All of this would culminate in a military attack on the dera of Bir Singh on 7 May 1844 commanded by Mian Labh Singh on the orders of Hira Singh under the pretext of arresting Bir Singh, which led to the deaths of Bir Singh and a Sikh prince, Kashmira Singh, who had sought refuge at Bir Singh's dera. Initially, Bir Singh invited the Durbar troops within the dera and attempted to broker peace between them and his two guests, Attar Singh and Kashmira Singh. He had five hundred goats slaughtered to feed the Durbar troops. However, during this process, Attar Singh lost his temper and killed one of the Durbar military leaders, Gulab Singh Kalkattea, which led to open hostilities.
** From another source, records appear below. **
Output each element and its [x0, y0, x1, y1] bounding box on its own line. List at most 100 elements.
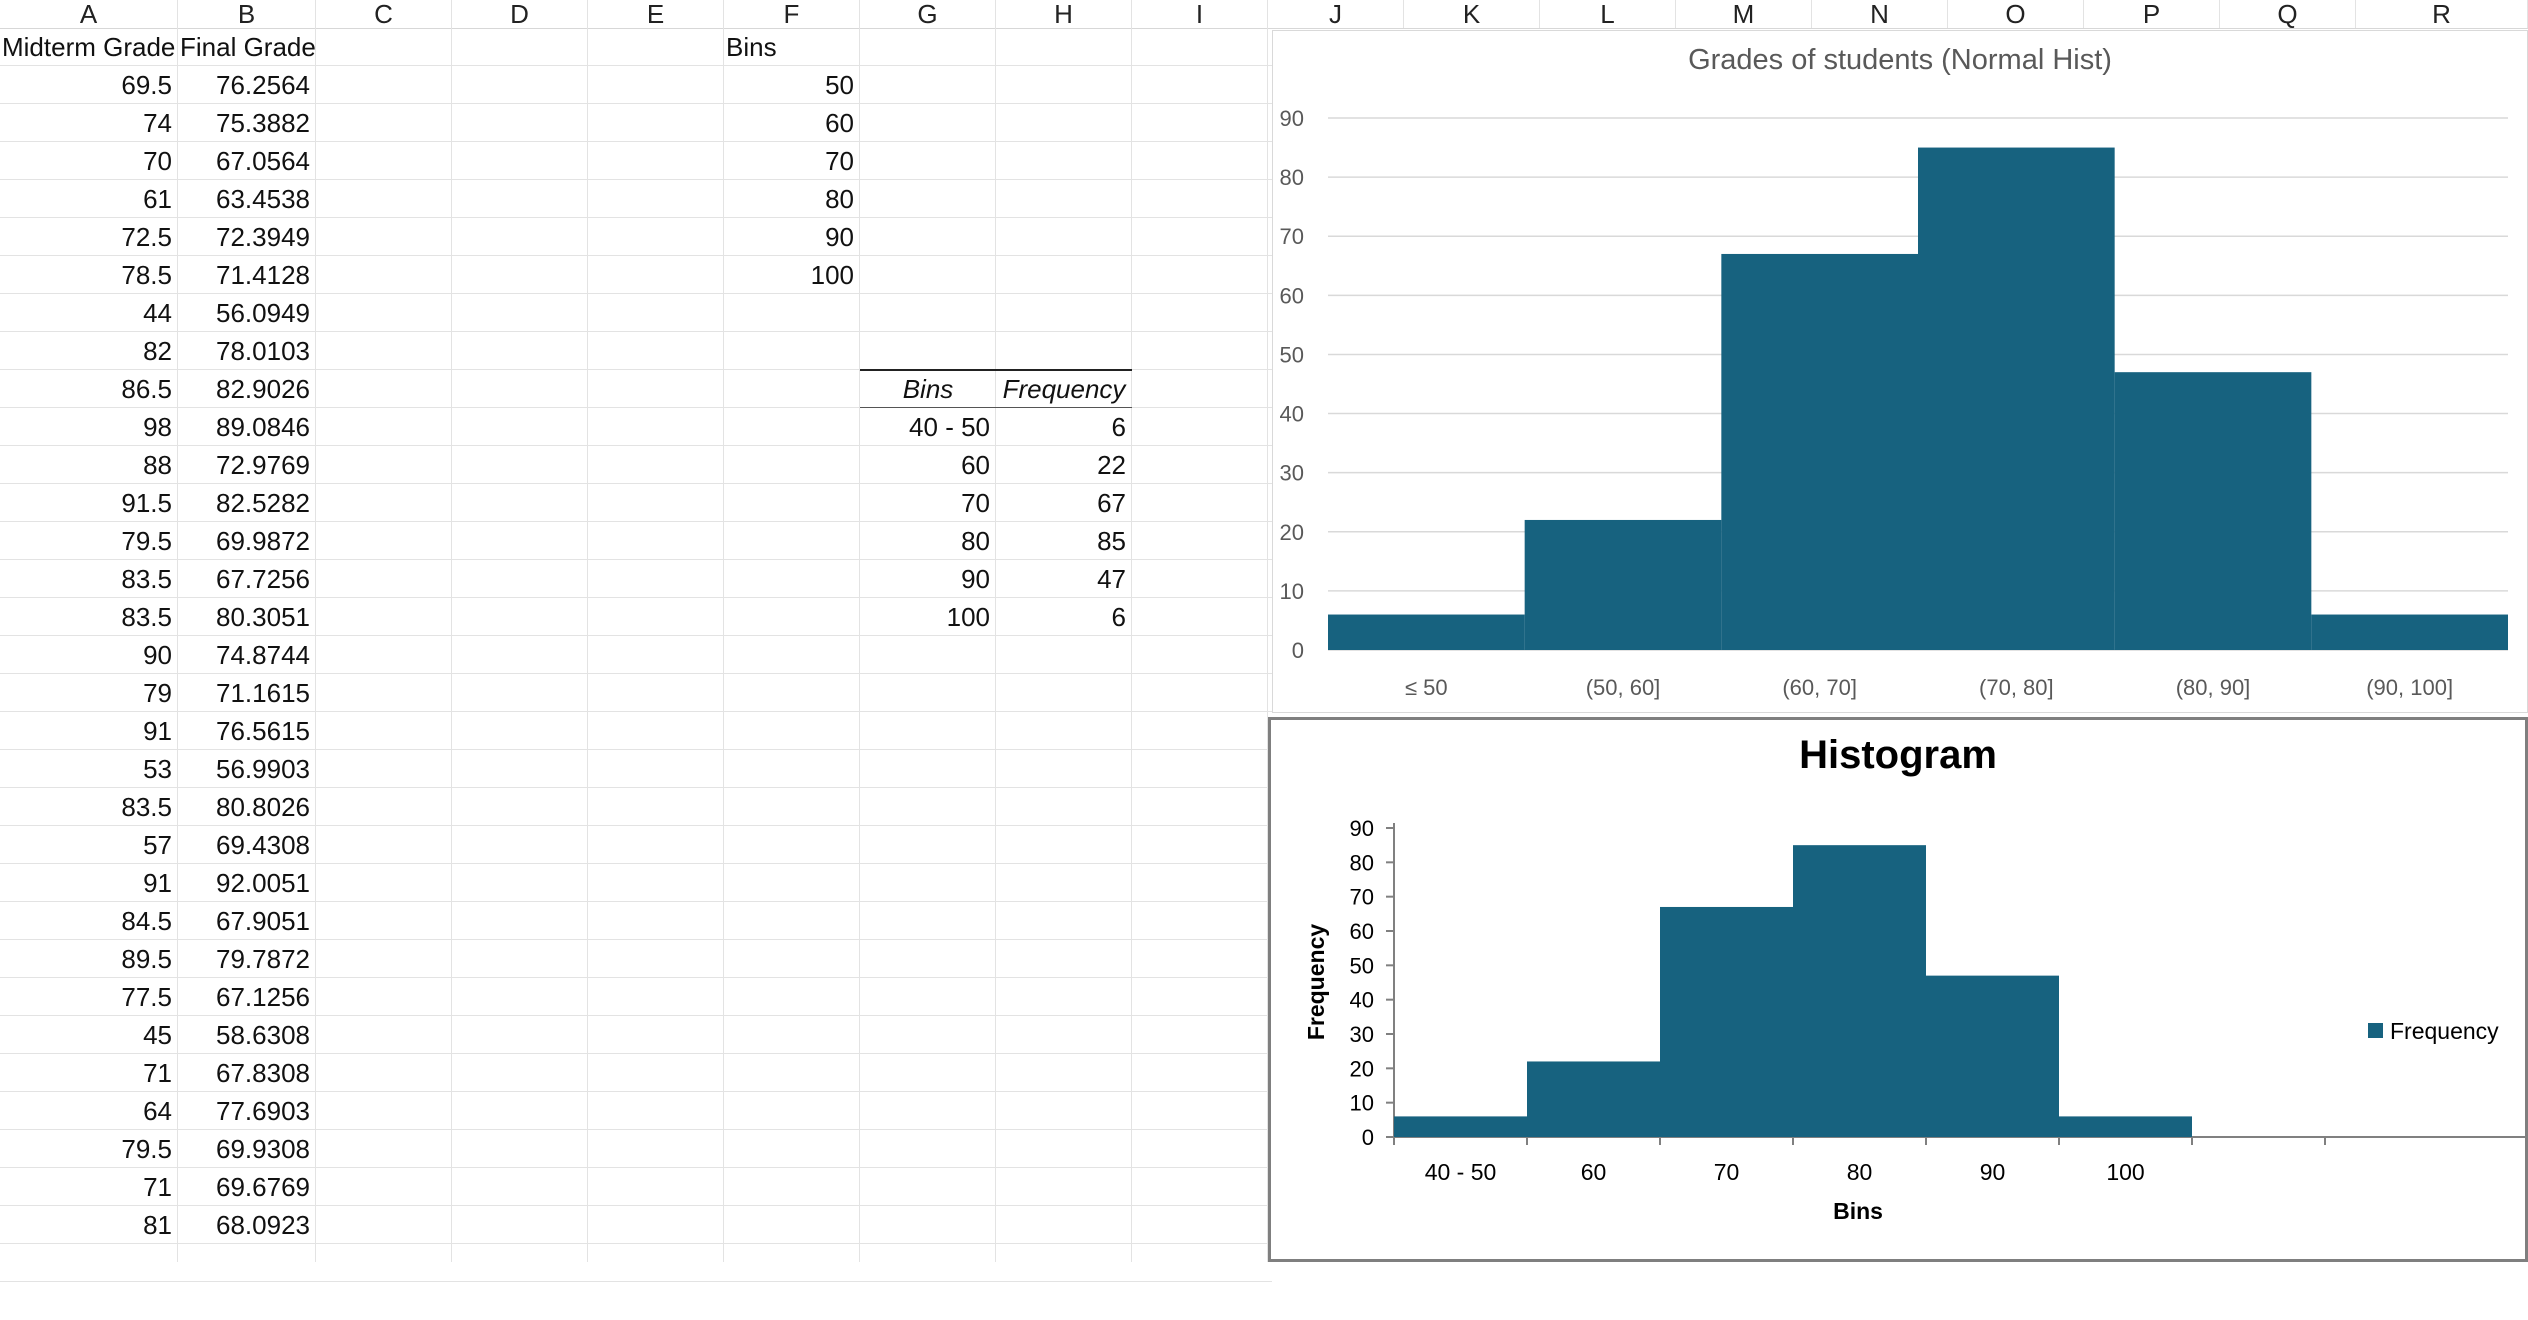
final-grade-cell[interactable]: 67.9051 [216, 906, 310, 936]
final-grade-cell[interactable]: 68.0923 [216, 1210, 310, 1240]
column-header-h[interactable]: H [996, 0, 1132, 28]
midterm-grade-cell[interactable]: 71 [143, 1172, 172, 1202]
freq-table-bin-cell[interactable]: 70 [961, 488, 990, 518]
bin-value-cell[interactable]: 50 [825, 70, 854, 100]
freq-table-frequency-cell[interactable]: 67 [1097, 488, 1126, 518]
column-header-g[interactable]: G [860, 0, 996, 28]
histogram-bar[interactable] [1660, 906, 1793, 1137]
analysis-histogram-chart[interactable]: Histogram 0 10 20 30 40 50 60 70 80 90 40 - 50 60 70 8… [1268, 717, 2528, 1262]
histogram-bar[interactable] [1721, 253, 1918, 650]
column-header-e[interactable]: E [588, 0, 724, 28]
bin-value-cell[interactable]: 70 [825, 146, 854, 176]
legend-label[interactable]: Frequency [2390, 1018, 2499, 1044]
freq-table-bin-cell[interactable]: 80 [961, 526, 990, 556]
column-header-k[interactable]: K [1404, 0, 1540, 28]
final-grade-cell[interactable]: 71.1615 [216, 678, 310, 708]
column-header-l[interactable]: L [1540, 0, 1676, 28]
midterm-grade-cell[interactable]: 77.5 [121, 982, 172, 1012]
bin-value-cell[interactable]: 60 [825, 108, 854, 138]
midterm-grade-cell-partial[interactable] [0, 1282, 178, 1320]
column-header-c[interactable]: C [316, 0, 452, 28]
final-grade-cell[interactable]: 76.2564 [216, 70, 310, 100]
freq-table-frequency-cell[interactable]: 85 [1097, 526, 1126, 556]
final-grade-cell[interactable]: 76.5615 [216, 716, 310, 746]
final-grade-cell[interactable]: 89.0846 [216, 412, 310, 442]
freq-table-bin-cell[interactable]: 40 - 50 [909, 412, 990, 442]
bin-value-cell[interactable]: 100 [810, 260, 854, 290]
column-header-o[interactable]: O [1948, 0, 2084, 28]
final-grade-cell[interactable]: 56.9903 [216, 754, 310, 784]
midterm-grade-cell[interactable]: 79 [143, 678, 172, 708]
freq-table-header-frequency[interactable]: Frequency [1002, 374, 1126, 404]
final-grade-cell[interactable]: 67.8308 [216, 1058, 310, 1088]
midterm-grade-cell[interactable]: 84.5 [121, 906, 172, 936]
midterm-grade-cell[interactable]: 88 [143, 450, 172, 480]
bin-value-cell[interactable]: 80 [825, 184, 854, 214]
histogram-bar[interactable] [1328, 614, 1525, 650]
freq-table-frequency-cell[interactable]: 6 [1111, 602, 1126, 632]
final-grade-cell[interactable]: 69.6769 [216, 1172, 310, 1202]
final-grade-cell[interactable]: 69.4308 [216, 830, 310, 860]
final-grade-cell[interactable]: 67.1256 [216, 982, 310, 1012]
final-grade-cell[interactable]: 56.0949 [216, 298, 310, 328]
column-header-m[interactable]: M [1676, 0, 1812, 28]
midterm-grade-cell[interactable]: 83.5 [121, 564, 172, 594]
histogram-bar[interactable] [1926, 975, 2059, 1137]
final-grade-cell[interactable]: 69.9872 [216, 526, 310, 556]
midterm-grade-cell[interactable]: 74 [143, 108, 172, 138]
final-grade-cell[interactable]: 80.3051 [216, 602, 310, 632]
final-grade-cell[interactable]: 72.3949 [216, 222, 310, 252]
column-header-d[interactable]: D [452, 0, 588, 28]
histogram-bar[interactable] [1394, 1116, 1527, 1137]
midterm-grade-cell[interactable]: 83.5 [121, 602, 172, 632]
header-final-grade[interactable]: Final Grade [180, 32, 316, 62]
midterm-grade-cell[interactable]: 71 [143, 1058, 172, 1088]
histogram-bar[interactable] [2311, 614, 2508, 650]
midterm-grade-cell[interactable]: 44 [143, 298, 172, 328]
freq-table-frequency-cell[interactable]: 6 [1111, 412, 1126, 442]
midterm-grade-cell[interactable]: 91.5 [121, 488, 172, 518]
header-bins[interactable]: Bins [726, 32, 777, 62]
bin-value-cell[interactable]: 90 [825, 222, 854, 252]
histogram-bar[interactable] [1524, 519, 1722, 650]
freq-table-frequency-cell[interactable]: 47 [1097, 564, 1126, 594]
final-grade-cell[interactable]: 71.4128 [216, 260, 310, 290]
histogram-bar[interactable] [1918, 147, 2115, 651]
histogram-bar[interactable] [2059, 1116, 2192, 1137]
midterm-grade-cell[interactable]: 79.5 [121, 1134, 172, 1164]
final-grade-cell[interactable]: 77.6903 [216, 1096, 310, 1126]
midterm-grade-cell[interactable]: 81 [143, 1210, 172, 1240]
final-grade-cell[interactable]: 82.5282 [216, 488, 310, 518]
freq-table-bin-cell[interactable]: 100 [946, 602, 990, 632]
normal-histogram-chart[interactable]: Grades of students (Normal Hist) 0 10 20 30 4… [1272, 30, 2528, 713]
final-grade-cell[interactable]: 78.0103 [216, 336, 310, 366]
final-grade-cell[interactable]: 69.9308 [216, 1134, 310, 1164]
final-grade-cell[interactable]: 92.0051 [216, 868, 310, 898]
freq-table-header-bins[interactable]: Bins [902, 374, 954, 404]
final-grade-cell[interactable]: 67.0564 [216, 146, 310, 176]
header-midterm-grade[interactable]: Midterm Grade [2, 32, 176, 62]
midterm-grade-cell[interactable]: 69.5 [121, 70, 172, 100]
column-header-i[interactable]: I [1132, 0, 1268, 28]
freq-table-bin-cell[interactable]: 60 [961, 450, 990, 480]
column-header-f[interactable]: F [724, 0, 860, 28]
midterm-grade-cell[interactable]: 78.5 [121, 260, 172, 290]
midterm-grade-cell[interactable]: 57 [143, 830, 172, 860]
final-grade-cell[interactable]: 63.4538 [216, 184, 310, 214]
final-grade-cell[interactable]: 79.7872 [216, 944, 310, 974]
midterm-grade-cell[interactable]: 91 [143, 716, 172, 746]
final-grade-cell[interactable]: 74.8744 [216, 640, 310, 670]
midterm-grade-cell[interactable]: 98 [143, 412, 172, 442]
histogram-bar[interactable] [2114, 372, 2312, 650]
midterm-grade-cell[interactable]: 70 [143, 146, 172, 176]
freq-table-bin-cell[interactable]: 90 [961, 564, 990, 594]
final-grade-cell[interactable]: 75.3882 [216, 108, 310, 138]
midterm-grade-cell[interactable]: 86.5 [121, 374, 172, 404]
column-header-n[interactable]: N [1812, 0, 1948, 28]
midterm-grade-cell[interactable]: 89.5 [121, 944, 172, 974]
midterm-grade-cell[interactable]: 82 [143, 336, 172, 366]
column-header-b[interactable]: B [178, 0, 316, 28]
midterm-grade-cell[interactable]: 90 [143, 640, 172, 670]
final-grade-cell[interactable]: 72.9769 [216, 450, 310, 480]
final-grade-cell[interactable]: 58.6308 [216, 1020, 310, 1050]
The camp of Bir Singh was under bombardment by the Durbar artillery and the regiment of General Court took a leading role in the attack. Baba Bir Singh prohibited his followers from attacking "our own brothers" and sat in meditation. At the end of the fighting, six hundred men were killed, including Kashmira Singh and Attar Singh. Bir Singh had been hit by a cannon-ball on his thigh and later died. Bir Singh's body was discarded in the Sutlej river. The Durbar troops soon became remorseful after killing the religious figure and many civilians who were seeking refuge in the dera and they were called gurumar ("killers of the guru").
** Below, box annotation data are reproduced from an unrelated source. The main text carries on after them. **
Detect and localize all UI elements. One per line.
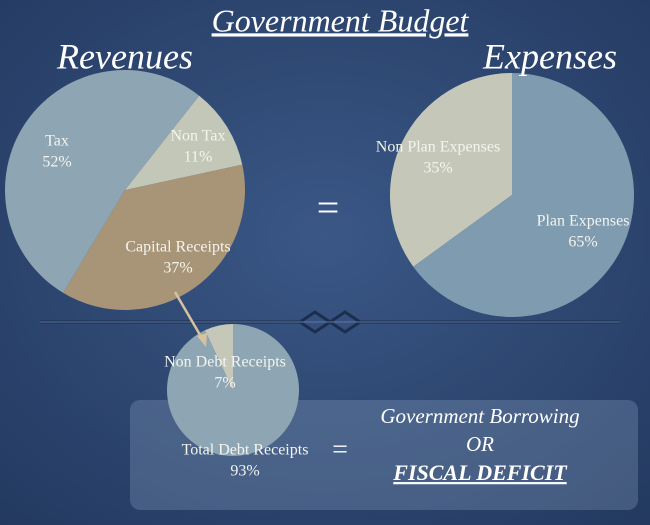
pies: Tax 52% Non Tax 11% Capital Receipts 37% Reven… xyxy=(5,36,634,480)
pie-title: Revenues xyxy=(56,36,193,76)
conclusion-line: OR xyxy=(466,432,494,456)
slice-value: 37% xyxy=(163,260,192,277)
arrow-head xyxy=(197,333,207,347)
pie-slice xyxy=(63,164,245,311)
slice-label: Capital Receipts xyxy=(125,239,230,256)
slice-value: 52% xyxy=(42,154,71,171)
slice-value: 11% xyxy=(184,149,213,166)
conclusion-line: Government Borrowing xyxy=(380,404,579,428)
equals-sign: = xyxy=(332,434,348,465)
slide-title: Government Budget xyxy=(212,2,470,38)
pie-slice xyxy=(204,324,233,390)
slice-label: Non Plan Expenses xyxy=(376,139,500,156)
pie-slice xyxy=(125,95,243,190)
divider xyxy=(40,310,620,334)
slice-label: Non Debt Receipts xyxy=(164,354,286,371)
conclusion-line: FISCAL DEFICIT xyxy=(392,460,568,485)
equals-sign: = xyxy=(317,185,340,230)
slice-value: 65% xyxy=(568,234,597,251)
slice-label: Total Debt Receipts xyxy=(182,442,309,459)
pie-slice xyxy=(166,324,299,456)
slice-label: Tax xyxy=(45,133,69,150)
slice-label: Plan Expenses xyxy=(537,213,630,230)
slice-value: 7% xyxy=(214,375,235,392)
pie-slice xyxy=(413,73,634,318)
slice-label: Non Tax xyxy=(170,128,225,145)
pie-slice xyxy=(5,70,200,293)
arrow xyxy=(173,291,205,341)
slice-value: 93% xyxy=(230,463,259,480)
pie-title: Expenses xyxy=(482,36,617,76)
pie-slice xyxy=(390,73,512,267)
slice-value: 35% xyxy=(423,160,452,177)
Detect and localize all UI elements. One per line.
Mian Labh Singh in the aftermath arrested Rani Daya Kaur, the widow of Ranjit Singh and mother of princes Kashmira and Peshaura Singh. Thus, some Durbar troops rebelled and freed the arrested queen by shooting the Dogra colonel watching over her. Mian Labh Singh had to flee from the rebelling soldiers.
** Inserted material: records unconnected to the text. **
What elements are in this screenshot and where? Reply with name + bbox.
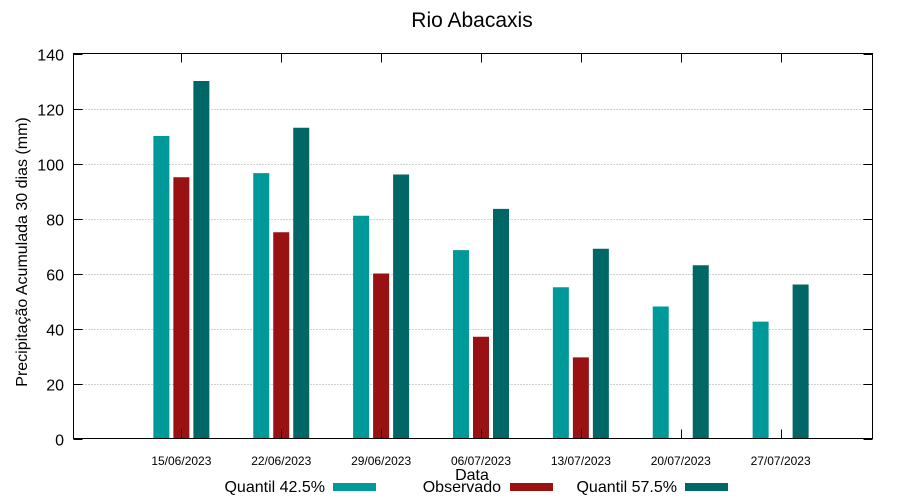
y-tick-label: 140: [37, 48, 64, 65]
y-tick-label: 0: [55, 433, 64, 450]
legend-label: Quantil 57.5%: [576, 479, 677, 496]
x-tick-label: 06/07/2023: [451, 454, 511, 468]
y-tick-labels: 0 20 40 60 80 100 120 140: [37, 48, 64, 450]
bar: [692, 265, 709, 439]
chart-title: Rio Abacaxis: [411, 9, 532, 32]
x-axis-label: Data: [455, 467, 489, 484]
bar: [253, 173, 270, 439]
y-tick-label: 40: [46, 323, 64, 340]
bars: [153, 81, 809, 439]
legend-swatch: [333, 483, 376, 491]
x-tick-label: 15/06/2023: [151, 454, 211, 468]
bar: [193, 81, 210, 439]
legend: Quantil 42.5% Observado Quantil 57.5%: [224, 479, 728, 496]
y-axis-label: Precipitação Acumulada 30 dias (mm): [14, 117, 31, 386]
x-tick-label: 20/07/2023: [651, 454, 711, 468]
x-tick-label: 29/06/2023: [351, 454, 411, 468]
bar: [492, 208, 509, 439]
x-tick-labels: 15/06/2023 22/06/2023 29/06/2023 06/07/2023…: [151, 454, 811, 468]
bar: [173, 177, 190, 439]
x-tick-label: 13/07/2023: [551, 454, 611, 468]
axis-ticks: [73, 53, 873, 440]
bar: [153, 136, 170, 439]
y-tick-label: 100: [37, 158, 64, 175]
bar: [353, 215, 370, 439]
bar: [572, 357, 589, 439]
bar: [273, 232, 290, 439]
y-tick-label: 120: [37, 103, 64, 120]
bar: [293, 127, 310, 439]
bar: [373, 273, 390, 439]
bar: [592, 248, 609, 439]
y-tick-label: 20: [46, 378, 64, 395]
legend-swatch: [510, 483, 553, 491]
bar: [792, 284, 809, 439]
bar: [452, 250, 469, 439]
y-tick-label: 60: [46, 268, 64, 285]
bar: [552, 287, 569, 439]
legend-label: Observado: [423, 479, 501, 496]
x-tick-label: 22/06/2023: [251, 454, 311, 468]
bar: [393, 174, 410, 439]
y-tick-label: 80: [46, 213, 64, 230]
x-tick-label: 27/07/2023: [751, 454, 811, 468]
bar: [472, 336, 489, 439]
plot-frame: [73, 53, 873, 439]
legend-label: Quantil 42.5%: [224, 479, 325, 496]
bar: [652, 306, 669, 439]
legend-swatch: [685, 483, 728, 491]
bar: [752, 321, 769, 439]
Peshaura Singh, another Sikh prince, had also been residing at the dera but had already left it before the attack and fled to Ludhiana to seek British protection. The popularity and prestige of Hira Singh declined due to his attack and killing of the popular saint Bir Singh. Hira Singh attempted to placate the angry Khalsa panches by giving 5,000 rupees for a Karah Prashad in Bir Singh's memory and announcing his intention to become a Khalsa Sikh via the baptismal ceremony. However, Hira Singh's action against Bir Singh, with addition to the unpopular antics of Misr Jalla (who was greatly disliked), led the army panches demanding the surrender of Hira Singh, who attempted to flee to the Punjab Hills and was killed on 21 December 1844.

== Disciples ==
Baba Bir Singh Ji belonged to the lineage of Bhai Daya Singh Ji Samparda, a spiritual lineage tracing back to the first of the 5 Pyare, Bhai Daya Singh. Baba Bir Singh Ji had many followers, who sought out spiritual guidance and teachings of Naam and Gurbani from him. One of his disciples, Baba Maharaj Singh ji, inherited the Seva of the Samparda. However, he was arrested by the British after annexation, and was regarded as a saint by not just the Sikh followers, but also the British soldiers who had seen miracles associated with him.

The lineage was then succeeded by Baba Ram Singh Virakt who preached the teachings of Guru Nanak from village to village. This Sampardaya later had saints like Sant Karam Singh (Hoti Mardan), Sant Isher Singh (Rara Sahib), and Sant Ranjit Singh Virakt, who spread the teachings of Gurbani across India and beyond.